It will work but things are addressed on the wrong level in my opinion.
syslog: each container now has it's own logs to handle. If you want them to be persistent/forwarded it might be better if all containers could share the /dev/log device of the host (not sure of the implications though).
ssh: lxc-attach. Docker should expose that.
zombies: it's a bug in the program to not wait(1) on child processes.
cron: make a separate container that runs cron.
init crashes: bug in the program again. it's possible to use the hosts's init system to restart a container if necessary.
Zombies: this is not about child processes created by the program. It's about child processes created by child processes! For example what if your app spawns another app that daemonizes by double forking? Your PID 1 has to reap all adopted child processes, not just the ones it spawned.
Then it's a bug in the child process. Turtles all the way down. Also, double-forking is a hack that should burn in hell.
EDIT to the reply below: It's still a design issue but I agree that it's not always practical to change existing software. A small PID1 wrapper that reaps zombie processes and execs the target program would be a good middle-ground.

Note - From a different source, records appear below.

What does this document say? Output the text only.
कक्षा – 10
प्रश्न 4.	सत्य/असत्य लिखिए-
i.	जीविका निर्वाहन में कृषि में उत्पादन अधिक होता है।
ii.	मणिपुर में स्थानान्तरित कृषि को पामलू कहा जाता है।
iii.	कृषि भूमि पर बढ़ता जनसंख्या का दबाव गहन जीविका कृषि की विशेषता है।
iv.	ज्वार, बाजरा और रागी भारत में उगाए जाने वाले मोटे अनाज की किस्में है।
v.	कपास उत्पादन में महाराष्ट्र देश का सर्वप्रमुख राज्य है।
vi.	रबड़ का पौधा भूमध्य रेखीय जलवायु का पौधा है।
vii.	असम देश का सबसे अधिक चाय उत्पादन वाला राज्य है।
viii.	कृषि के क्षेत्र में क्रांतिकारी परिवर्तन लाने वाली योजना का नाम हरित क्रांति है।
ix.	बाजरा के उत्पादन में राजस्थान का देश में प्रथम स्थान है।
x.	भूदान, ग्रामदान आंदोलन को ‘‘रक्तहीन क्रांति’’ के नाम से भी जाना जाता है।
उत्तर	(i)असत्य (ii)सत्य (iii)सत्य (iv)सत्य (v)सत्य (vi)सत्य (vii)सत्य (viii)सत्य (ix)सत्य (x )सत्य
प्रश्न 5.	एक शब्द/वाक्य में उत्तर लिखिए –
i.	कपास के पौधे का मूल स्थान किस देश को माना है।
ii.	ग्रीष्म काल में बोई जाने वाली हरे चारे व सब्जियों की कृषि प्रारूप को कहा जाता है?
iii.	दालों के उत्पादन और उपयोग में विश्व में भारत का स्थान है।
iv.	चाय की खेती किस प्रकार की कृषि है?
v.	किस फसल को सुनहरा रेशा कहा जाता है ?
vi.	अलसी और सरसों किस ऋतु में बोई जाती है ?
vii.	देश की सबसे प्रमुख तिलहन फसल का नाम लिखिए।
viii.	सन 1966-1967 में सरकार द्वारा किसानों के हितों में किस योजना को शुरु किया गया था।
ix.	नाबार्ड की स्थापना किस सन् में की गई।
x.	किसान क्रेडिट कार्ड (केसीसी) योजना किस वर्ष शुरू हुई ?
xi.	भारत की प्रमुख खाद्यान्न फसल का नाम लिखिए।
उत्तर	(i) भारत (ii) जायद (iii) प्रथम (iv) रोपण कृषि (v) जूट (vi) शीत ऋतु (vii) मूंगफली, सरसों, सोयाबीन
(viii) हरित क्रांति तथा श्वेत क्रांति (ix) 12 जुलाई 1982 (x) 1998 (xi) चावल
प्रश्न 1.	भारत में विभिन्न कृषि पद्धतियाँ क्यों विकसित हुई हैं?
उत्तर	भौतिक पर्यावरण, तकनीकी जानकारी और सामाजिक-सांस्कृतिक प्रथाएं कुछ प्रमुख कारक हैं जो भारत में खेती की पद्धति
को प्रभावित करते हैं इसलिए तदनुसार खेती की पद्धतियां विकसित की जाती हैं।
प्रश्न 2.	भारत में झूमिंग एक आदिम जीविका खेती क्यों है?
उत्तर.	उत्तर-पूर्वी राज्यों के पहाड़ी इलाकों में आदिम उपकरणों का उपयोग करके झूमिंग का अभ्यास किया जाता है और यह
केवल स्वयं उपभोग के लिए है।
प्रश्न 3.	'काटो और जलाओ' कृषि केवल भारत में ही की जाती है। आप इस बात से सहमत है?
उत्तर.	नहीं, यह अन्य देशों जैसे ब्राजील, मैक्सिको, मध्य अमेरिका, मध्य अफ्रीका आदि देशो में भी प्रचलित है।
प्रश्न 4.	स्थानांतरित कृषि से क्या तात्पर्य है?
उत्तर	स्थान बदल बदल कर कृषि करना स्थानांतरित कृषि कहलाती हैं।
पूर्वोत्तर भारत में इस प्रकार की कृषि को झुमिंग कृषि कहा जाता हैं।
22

It's not. Most apps rightfully expect that they're not PID 1, and that the real PID 1 takes care of that sort of stuff. Only in a container does it happen often that your totally-not-designed-to-be-a-PID-1 app, actually is PID 1.
What if you're creating a PostgreSQL container, and your init script spawns a daemon, after which it exec()s the PostgreSQL server process as PID 1? The daemon then spawns a few processes that fork a few times. PostgreSQL only waitpid()s on its own postmaster worker processes and so those other processes become zombies. Are you telling me that PostgreSQL is broken and that you have to patch PostgreSQL?
I think using a proper init system, and running PostgreSQL under it, is a much saner view on things. The small wrapper that you mentioned is exactly the /sbin/my_init provided by baseimage-docker.
syslog: each container now has it's own logs to handle. If you want them to be persistent/forwarded it might be better if all containers could share the /dev/log device of the host (not sure of the implications though).
ssh: lxc-attach. Docker should expose that.
zombies: it's a bug in the program to not wait(1) on child processes.
cron: make a separate container that runs cron.
init crashes: bug in the program again. it's possible to use the hosts's init system to restart a container if necessary.